We also know that Palin is queen of winning federal earmarks. As mayor of Wasilla, she hired a private lobbyist to help bring in $27-million in earmarks to her town of 7,000. As governor, she has made the largest per-capita federal earmark request in the nation, totaling nearly $750-million.

So when the McCain-Palin campaign runs on an end-to-earmarks message and seeks to tar Barack Obama with his earmark requests that are modest by comparison, it is once again resorting to those Lying Eyes.

Now let's talk about taxes. The campaign of John McCain has put out a series of scary campaign ads about Obama's tax plan. Newsweek has dubbed them a "pattern of deceit."

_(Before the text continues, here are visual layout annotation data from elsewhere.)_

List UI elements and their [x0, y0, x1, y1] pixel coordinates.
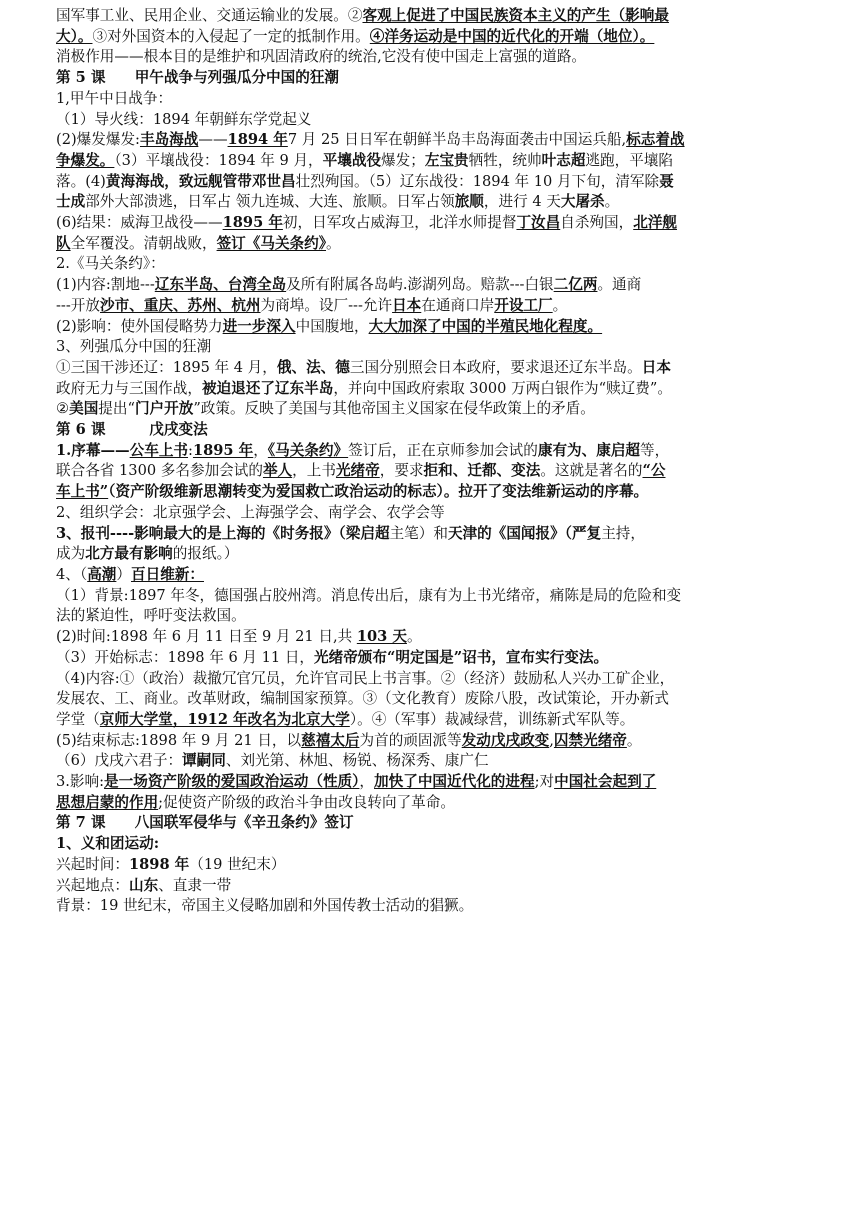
text-segment: 高潮: [87, 565, 117, 583]
text-segment: 签订《马关条约》: [216, 234, 327, 252]
text-line: [56, 834, 796, 855]
text-segment: 举人: [262, 462, 293, 480]
text-segment: 光绪帝: [335, 462, 380, 480]
text-line: [56, 110, 796, 131]
text-line: [56, 689, 796, 710]
text-line: [56, 876, 796, 897]
text-line: [56, 648, 796, 669]
text-segment: 提出“: [98, 400, 135, 418]
text-segment: 7 月 25 日日军在朝鲜半岛丰岛海面袭击中国运兵船,: [287, 131, 627, 149]
text-segment: 中国社会起到了: [554, 773, 657, 791]
text-segment: （1）背景:1897 年冬，德国强占胶州湾。消息传出后，康有为上书光绪帝，痛陈是局的危险和变: [56, 586, 682, 604]
text-segment: 山东: [128, 876, 159, 894]
text-segment: 车上书”: [56, 483, 109, 501]
text-segment: ②: [56, 400, 70, 418]
text-segment: 丰岛海战: [139, 131, 199, 149]
text-segment: (2)影响：使外国侵略势力: [56, 317, 223, 335]
text-segment: 争爆发。: [56, 151, 115, 169]
text-segment: ,: [549, 731, 554, 749]
text-line: [56, 565, 796, 586]
text-line: [56, 461, 796, 482]
text-segment: :: [188, 441, 193, 459]
text-segment: 第 7 课 八国联军侵华与《辛丑条约》签订: [56, 814, 354, 832]
text-segment: 成为: [56, 545, 86, 563]
text-segment: 背景：19 世纪末，帝国主义侵略加剧和外国传教士活动的猖獗。: [56, 897, 474, 915]
text-segment: 1,甲午中日战争：: [56, 89, 173, 107]
text-segment: 1.: [56, 441, 72, 459]
text-segment: ）。④（军事）裁减绿营，训练新式军队等。: [349, 710, 635, 728]
text-segment: 天津的《国闻报》（严复: [447, 524, 602, 542]
text-segment: 队: [56, 234, 71, 252]
text-segment: 2.《马关条约》：: [56, 255, 165, 273]
text-segment: 。这就是著名的: [540, 462, 643, 480]
text-line: [56, 130, 796, 151]
text-segment: 光绪帝颁布“明定国是”诏书，宣布实行变法。: [314, 648, 609, 666]
text-segment: 。: [626, 731, 642, 749]
text-segment: ，进行 4 天: [483, 193, 561, 211]
text-segment: 自杀殉国，: [560, 214, 634, 232]
text-segment: 全军覆没。清朝战败，: [70, 234, 217, 252]
text-segment: 加快了中国近代化的进程: [374, 773, 535, 791]
text-segment: 103 天: [356, 628, 407, 646]
text-segment: (2)爆发爆发:: [56, 131, 140, 149]
text-segment: 3、报刊----影响最大的是: [56, 524, 222, 542]
text-line: [56, 275, 796, 296]
text-segment: ④洋务运动是中国的近代化的开端（地位）。: [369, 27, 655, 45]
text-segment: 政府无力与三国作战，: [56, 379, 202, 397]
text-segment: 第 6 课 戊戌变法: [56, 421, 208, 439]
text-line: [56, 68, 796, 89]
text-segment: 1、义和团运动:: [56, 835, 160, 853]
text-segment: 为首的顽固派等: [359, 731, 462, 749]
text-segment: 爆发；: [381, 151, 425, 169]
text-line: [56, 317, 796, 338]
text-segment: 牺牲，统帅: [468, 151, 542, 169]
text-segment: 思想启蒙的作用: [56, 793, 159, 811]
text-segment: 3、列强瓜分中国的狂潮: [56, 338, 212, 356]
text-line: [56, 710, 796, 731]
text-segment: 左宝贵: [424, 151, 469, 169]
text-line: [56, 420, 796, 441]
text-segment: 主笔）和: [389, 524, 448, 542]
text-segment: ---开放: [56, 296, 100, 314]
text-segment: ”政策。反映了美国与其他帝国主义国家在侵华政策上的矛盾。: [193, 400, 595, 418]
text-segment: 国军事工业、民用企业、交通运输业的发展。②: [56, 7, 363, 24]
text-segment: 囚禁光绪帝: [553, 731, 627, 749]
text-segment: 谭嗣同: [182, 752, 226, 770]
text-line: [56, 151, 796, 172]
text-segment: 平壤战役: [322, 151, 382, 169]
text-segment: 是一场资产阶级的爱国政治运动（性质）: [104, 773, 360, 791]
text-segment: 叶志超: [541, 151, 586, 169]
text-segment: 大）。: [56, 27, 93, 45]
text-line: [56, 627, 796, 648]
text-line: [56, 731, 796, 752]
text-segment: “公: [642, 462, 666, 480]
text-line: [56, 399, 796, 420]
text-line: [56, 89, 796, 110]
text-segment: 三国分别照会日本政府，要求退还辽东半岛。: [349, 358, 642, 376]
text-segment: 3.影响:: [56, 773, 105, 791]
text-segment: （1）导火线：1894 年朝鲜东学党起义: [56, 110, 312, 128]
text-segment: （资产阶级维新思潮转变为爱国救亡政治运动的标志）。拉开了变法维新运动的序幕。: [108, 483, 649, 501]
text-segment: 法的紧迫性，呼吁变法救国。: [56, 607, 246, 625]
text-segment: 2、组织学会：北京强学会、上海强学会、南学会、农学会等: [56, 503, 445, 521]
text-line: [56, 751, 796, 772]
text-segment: 在通商口岸: [421, 296, 495, 314]
text-segment: 美国: [69, 400, 99, 418]
text-segment: ;促使资产阶级的政治斗争由改良转向了革命。: [158, 793, 455, 811]
text-segment: ——: [198, 131, 228, 149]
text-segment: 《马关条约》: [267, 441, 349, 459]
text-segment: 开设工厂: [494, 296, 553, 314]
text-segment: 二亿两: [553, 276, 598, 294]
text-line: [56, 192, 796, 213]
text-segment: 兴起时间：: [56, 855, 129, 873]
text-line: [56, 482, 796, 503]
text-segment: ①三国干涉还辽：1895 年 4 月，: [56, 358, 277, 376]
text-segment: 中国腹地，: [295, 317, 369, 335]
text-line: [56, 855, 796, 876]
text-segment: 被迫退还了辽东半岛: [201, 379, 334, 397]
text-line: [56, 213, 796, 234]
text-line: [56, 379, 796, 400]
text-line: [56, 669, 796, 690]
text-line: [56, 441, 796, 462]
text-segment: 上海的《时务报》（梁启超: [221, 524, 390, 542]
text-segment: ）: [116, 565, 131, 583]
text-segment: 慈禧太后: [301, 731, 360, 749]
text-segment: ③对外国资本的入侵起了一定的抵制作用。: [92, 27, 370, 45]
text-segment: 部外大部溃逃，日军占 领九连城、大连、旅顺。日军占领: [85, 193, 455, 211]
text-segment: (6)结果：威海卫战役——: [56, 214, 223, 232]
text-segment: 日本: [392, 296, 422, 314]
text-segment: 康有为、康启超: [537, 441, 641, 459]
text-segment: 旅顺: [454, 193, 484, 211]
text-line: [56, 503, 796, 524]
text-line: [56, 172, 796, 193]
text-segment: 大大加深了中国的半殖民地化程度。: [368, 317, 603, 335]
text-segment: 主持，: [601, 524, 645, 542]
text-segment: 聂: [659, 172, 674, 190]
text-segment: （19 世纪末）: [189, 855, 286, 873]
text-segment: 发展农、工、商业。改革财政，编制国家预算。③（文化教育）废除八股，改试策论，开办新式: [56, 690, 669, 708]
text-segment: 兴起地点：: [56, 876, 129, 894]
text-segment: 落。(4): [56, 172, 106, 190]
text-line: [56, 358, 796, 379]
text-segment: 沙市、重庆、苏州、杭州: [99, 296, 261, 314]
text-segment: 。: [604, 193, 620, 211]
text-segment: 1894 年: [227, 131, 288, 149]
text-segment: 北方最有影响: [85, 545, 173, 563]
text-segment: ;对: [534, 773, 555, 791]
text-line: [56, 254, 796, 275]
text-segment: 、刘光第、林旭、杨锐、杨深秀、康广仁: [225, 752, 489, 770]
text-segment: （4)内容:①（政治）裁撤冗官冗员，允许官司民上书言事。②（经济）鼓励私人兴办工矿企业，: [56, 669, 675, 687]
text-segment: 进一步深入: [222, 317, 296, 335]
text-segment: 黄海海战，致远舰管带邓世昌: [105, 172, 296, 190]
text-segment: (5)结束标志:1898 年 9 月 21 日，以: [56, 731, 302, 749]
text-line: [56, 47, 796, 68]
text-line: [56, 772, 796, 793]
text-segment: 签订后，正在京师参加会试的: [348, 441, 538, 459]
text-segment: ，上书: [292, 462, 336, 480]
text-segment: 联合各省 1300 多名参加会试的: [56, 462, 263, 480]
text-segment: 第 5 课 甲午战争与列强瓜分中国的狂潮: [56, 69, 340, 87]
text-segment: 4、（: [56, 565, 88, 583]
text-segment: 公车上书: [129, 441, 189, 459]
text-segment: 丁汝昌: [516, 214, 561, 232]
text-segment: 。: [552, 296, 568, 314]
text-segment: (1)内容:割地---: [56, 276, 155, 294]
text-segment: 百日维新：: [131, 565, 204, 583]
text-segment: 京师大学堂，1912 年改名为北京大学: [99, 710, 350, 728]
text-segment: 为商埠。设厂---允许: [260, 296, 393, 314]
text-segment: 等，: [640, 441, 670, 459]
text-segment: （6）戊戌六君子：: [56, 752, 183, 770]
text-segment: 。: [326, 234, 341, 252]
text-line: [56, 544, 796, 565]
text-segment: 辽东半岛、台湾全岛: [154, 276, 287, 294]
text-segment: 1898 年: [128, 855, 190, 873]
text-line: [56, 896, 796, 917]
text-line: [56, 234, 796, 255]
text-segment: 客观上促进了中国民族资本主义的产生（影响最: [362, 7, 669, 24]
text-segment: 。: [406, 628, 422, 646]
text-line: [56, 6, 796, 27]
text-line: [56, 27, 796, 48]
text-line: [56, 813, 796, 834]
text-segment: 消极作用——根本目的是维护和巩固清政府的统治,它没有使中国走上富强的道路。: [56, 48, 587, 66]
text-line: [56, 524, 796, 545]
text-segment: 日本: [641, 358, 671, 376]
text-segment: ，: [359, 773, 375, 791]
text-segment: 1895 年: [222, 214, 283, 232]
text-segment: 逃跑，平壤陷: [585, 151, 673, 169]
text-segment: 拒和、迁都、变法: [423, 462, 541, 480]
text-segment: 学堂（: [56, 710, 100, 728]
text-segment: 及所有附属各岛屿.澎湖列岛。赔款---白银: [286, 276, 554, 294]
text-segment: 门户开放: [134, 400, 194, 418]
text-segment: 大屠杀: [560, 193, 605, 211]
text-line: [56, 606, 796, 627]
text-segment: 发动戊戌政变: [461, 731, 550, 749]
text-segment: 北洋舰: [633, 214, 678, 232]
text-segment: 壮烈殉国。（5）辽东战役：1894 年 10 月下旬，清军除: [295, 172, 660, 190]
text-segment: 士成: [56, 193, 86, 211]
text-segment: 初，日军攻占威海卫，北洋水师提督: [282, 214, 517, 232]
text-segment: ，: [253, 441, 268, 459]
text-segment: 俄、法、德: [276, 358, 350, 376]
text-segment: （3）平壤战役：1894 年 9 月，: [114, 151, 323, 169]
text-segment: (2)时间:1898 年 6 月 11 日至 9 月 21 日,共: [56, 628, 357, 646]
text-line: [56, 586, 796, 607]
text-segment: 标志着战: [626, 131, 685, 149]
text-line: [56, 296, 796, 317]
text-segment: 。通商: [597, 276, 642, 294]
text-segment: 1895 年: [192, 441, 254, 459]
text-segment: （3）开始标志：1898 年 6 月 11 日，: [56, 648, 315, 666]
text-segment: ，并向中国政府索取 3000 万两白银作为“赎辽费”。: [333, 379, 672, 397]
text-line: [56, 793, 796, 814]
text-line: [56, 337, 796, 358]
text-segment: 序幕——: [71, 441, 130, 459]
text-segment: 、直隶一带: [158, 876, 232, 894]
text-segment: 的报纸。）: [172, 545, 239, 563]
text-segment: ，要求: [379, 462, 424, 480]
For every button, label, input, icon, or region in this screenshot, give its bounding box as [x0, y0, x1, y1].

McCain's new ad says that Obama plans to impose "painful tax increases on working American families" and past ads have said Obama wanted to raise taxes on "families" making just $42,000 a year.

Here's the truth: Obama's plan would substantially cut taxes to all but the wealthiest families — far more than McCain's tax plan would. But if you're yearning for some more hefty tax cuts for the nation's rich, then McCain's your man.

The nonpartisan Tax Policy Center has analyzed both campaigns' tax plans and found that Obama's would cut taxes for 81.3 percent of all households and for 95.5 percent of households with children.

Going with Obama's plan, according to the center, would reward middle-income taxpayers to the tune of $2,200 in tax cuts annually by 2012. While taxpayers in the top 1 percent of income would face an average tax increase of $19,000.

Under McCain's tax plan, middle-income taxpayers would see a rise of $1,400 in after-tax income by 2012. But for those in the top 1 percent, McCain would cut their taxes by more than $125,000 annually.

McCain's plan would increase the national debt by $5-trillion by 2018, while Obama's plan would increase it by $3.5-trillion, according to the center. Yet McCain's ads warn that Obama's plan would bring about "years of deficits."

The only thing "maverick" about McCain's use of lies to smear his opponent is how breathtakingly blatant they are. If the nation falls for this, the Lying Eyes campaign will have succeeded, and for all of us with eyes that saw through to the truth, there will be tears.